As per the ClinDrugTrialGCP and the BioequivTrial, the IB contains information and data about preclinical research and clinical trials on the investigational product(s) (IPs). The IB also demonstrates that clinical information related to the IP has been provided to the principal investigator (PI).

As specified in the ClinDrugTrialGCP, the IB must provide coverage of the following areas:

• Information about the IP, including the ingredients, production processes, and quality standards
• For pharmaco-chemical drugs, pharmaceutical drugs, traditional medicines: proof of compliance with Good Laboratory Practice (GLP) for research institutions or proof of compliance with Good Manufacturing Practice (GMP) for drug manufacturers
• For vaccines: proof of compliance with quality testing requirements from national inspection agencies or ex-warehousing certificates for vaccine or biological batches
• Preclinical research documents for the IP: research reports on pharmacological effects, toxicity, safety, recommendations on dosage, route of administration, and usage
• Clinical research papers from the previous phases (if clinical trials are recommended in the next phase and the IP is not subject to exemption from previous phases)

Quality Management

The ClinDrugTrialGCP specifies that the IPs must be manufactured in a GMP-certified facility.

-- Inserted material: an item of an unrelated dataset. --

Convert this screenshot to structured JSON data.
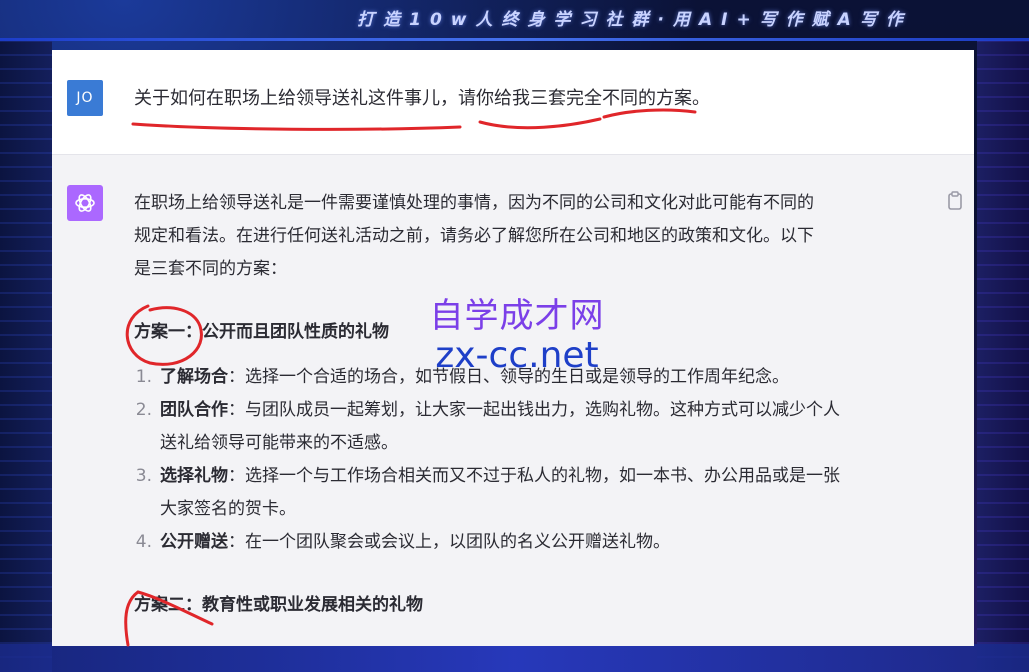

The research institutions must also include a copy of the GMP certificate in the study approval dossier that is submitted to the ASTT.

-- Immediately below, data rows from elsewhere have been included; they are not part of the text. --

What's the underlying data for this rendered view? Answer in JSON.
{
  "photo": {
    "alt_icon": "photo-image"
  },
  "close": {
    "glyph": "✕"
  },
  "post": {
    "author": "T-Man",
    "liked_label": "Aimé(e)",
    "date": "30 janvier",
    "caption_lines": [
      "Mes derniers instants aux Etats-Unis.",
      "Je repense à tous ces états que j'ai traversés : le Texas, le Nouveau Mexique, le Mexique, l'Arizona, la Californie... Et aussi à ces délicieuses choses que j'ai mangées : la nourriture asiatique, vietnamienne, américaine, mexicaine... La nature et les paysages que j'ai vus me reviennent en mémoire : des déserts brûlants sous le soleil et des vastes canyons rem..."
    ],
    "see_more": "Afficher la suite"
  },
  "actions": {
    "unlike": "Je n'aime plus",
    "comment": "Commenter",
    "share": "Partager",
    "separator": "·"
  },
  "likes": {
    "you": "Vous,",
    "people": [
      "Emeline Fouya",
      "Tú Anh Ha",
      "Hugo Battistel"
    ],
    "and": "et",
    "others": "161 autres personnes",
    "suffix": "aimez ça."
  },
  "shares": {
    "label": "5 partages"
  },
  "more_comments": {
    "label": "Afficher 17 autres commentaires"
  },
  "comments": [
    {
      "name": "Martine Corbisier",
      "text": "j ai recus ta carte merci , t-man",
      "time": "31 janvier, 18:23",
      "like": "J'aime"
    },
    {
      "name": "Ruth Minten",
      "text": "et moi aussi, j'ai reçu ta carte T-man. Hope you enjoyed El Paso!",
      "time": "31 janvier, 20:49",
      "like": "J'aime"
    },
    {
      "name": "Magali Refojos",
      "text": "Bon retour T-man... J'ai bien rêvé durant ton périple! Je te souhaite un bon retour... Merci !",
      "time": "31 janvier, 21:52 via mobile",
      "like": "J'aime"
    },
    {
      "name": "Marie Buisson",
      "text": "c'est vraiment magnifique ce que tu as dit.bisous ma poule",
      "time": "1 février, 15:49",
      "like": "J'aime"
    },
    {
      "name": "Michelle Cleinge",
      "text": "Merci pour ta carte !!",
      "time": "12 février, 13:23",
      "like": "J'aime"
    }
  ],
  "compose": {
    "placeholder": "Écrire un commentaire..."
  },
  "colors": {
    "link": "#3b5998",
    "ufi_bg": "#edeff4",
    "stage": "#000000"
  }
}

(See the Product Management section for additional information on IP supply, storage, and handling requirements).

Investigational product (IP) labeling in Vietnam must comply with the requirements set forth in PharmLaw-VNM. Per VNM-12, the requirements in Articles 7 and 8 of the MedLabel should also be applied to IP labeling.

According to the MedLabel, the outer packaging label of the drug must show the following:

• Drug name
• Dosage form
• Ingredients, content, and volume or concentration of pharmaceutical ingredients and medicinal materials in the drug formula
• Packaging specifications
• Indications, usage, and contraindications of the drug
• Circulation registration number or import license number (if any)
• Production batch number, date of manufacture, expiry date of the drug, quality standards, and drug storage conditions
• Signs to note and recommendations when using the drug
• Name and address of the drug manufacturing facility
• Name and address of the import facility (for imported drugs)
• Origin of the drug

Additionally, as stated in the MedLabel, the intermediate packaging label of the drug must contain at least the following information:

• Drug name
• Production batch number
• Expiry date

As set forth in PharmLaw-VNM, the IP must also be clearly labeled with the wording: “Products used for clinical trials. Use for other purposes is prohibited.” According to VNM-12, this wording should be in Vietnamese. A sample IP with the label in the smallest packed unit must also be included in the study approval dossier.

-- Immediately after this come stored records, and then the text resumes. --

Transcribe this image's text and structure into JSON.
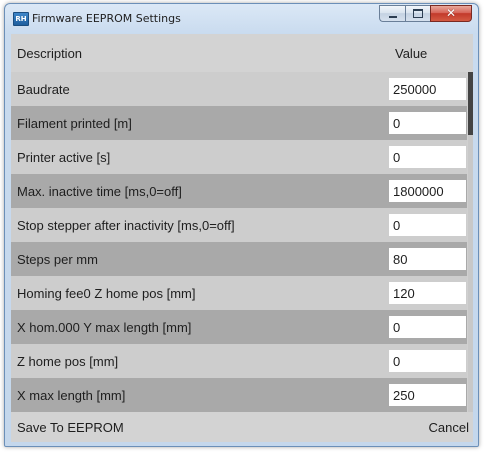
{
  "window": {
    "title": "Firmware EEPROM Settings",
    "icon": "printer-app-icon",
    "icon_glyph": "RH"
  },
  "table": {
    "header": {
      "description": "Description",
      "value": "Value"
    },
    "rows": [
      {
        "label": "Baudrate",
        "value": "250000"
      },
      {
        "label": "Filament printed [m]",
        "value": "0"
      },
      {
        "label": "Printer active [s]",
        "value": "0"
      },
      {
        "label": "Max. inactive time [ms,0=off]",
        "value": "1800000"
      },
      {
        "label": "Stop stepper after inactivity [ms,0=off]",
        "value": "0"
      },
      {
        "label": "Steps per mm",
        "value": "80"
      },
      {
        "label": "Homing fee0 Z home pos [mm]",
        "value": "120"
      },
      {
        "label": "X hom.000 Y max length [mm]",
        "value": "0"
      },
      {
        "label": "Z home pos [mm]",
        "value": "0"
      },
      {
        "label": "X max length [mm]",
        "value": "250"
      }
    ],
    "row_colors": {
      "light": "#cdcdcd",
      "dark": "#a9a9a9"
    }
  },
  "footer": {
    "save_label": "Save To EEPROM",
    "cancel_label": "Cancel"
  },
  "colors": {
    "close_button": "#c2392b",
    "scroll_thumb": "#444444"
  }
}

(See the Product Management section for additional information on IP supply, storage, and handling requirements).

Supply, Storage, and Handling Requirements

The BioequivTrial (which amends Appendix I of the ClinDrugTrialGCP) indicates that at the end of a clinical trial, the principal investigator (PI) must inventory the investigational product (IP). The sponsor is responsible for storing the IP and for working with the host institution to withdraw and destroy the unused or remaining products, in accordance with applicable regulations.

Record Requirements

As stated in the BioequivTrial, the sponsor and the PI are responsible for filing the following essential documents before the trial begins and during the conduct of the trial:

• Sample(s) labels attached to IP container(s) (only the sponsor is required to file this information)
• Instructions for handling IPs and trial-related materials (if not included in protocol or Investigator’s Brochure (IB))
• Shipping records for IP- and trial-related materials

In addition, the sponsor and the PI are responsible for maintaining records of handling instructions and shipping records for IPs and trial-related materials.

No information is currently available.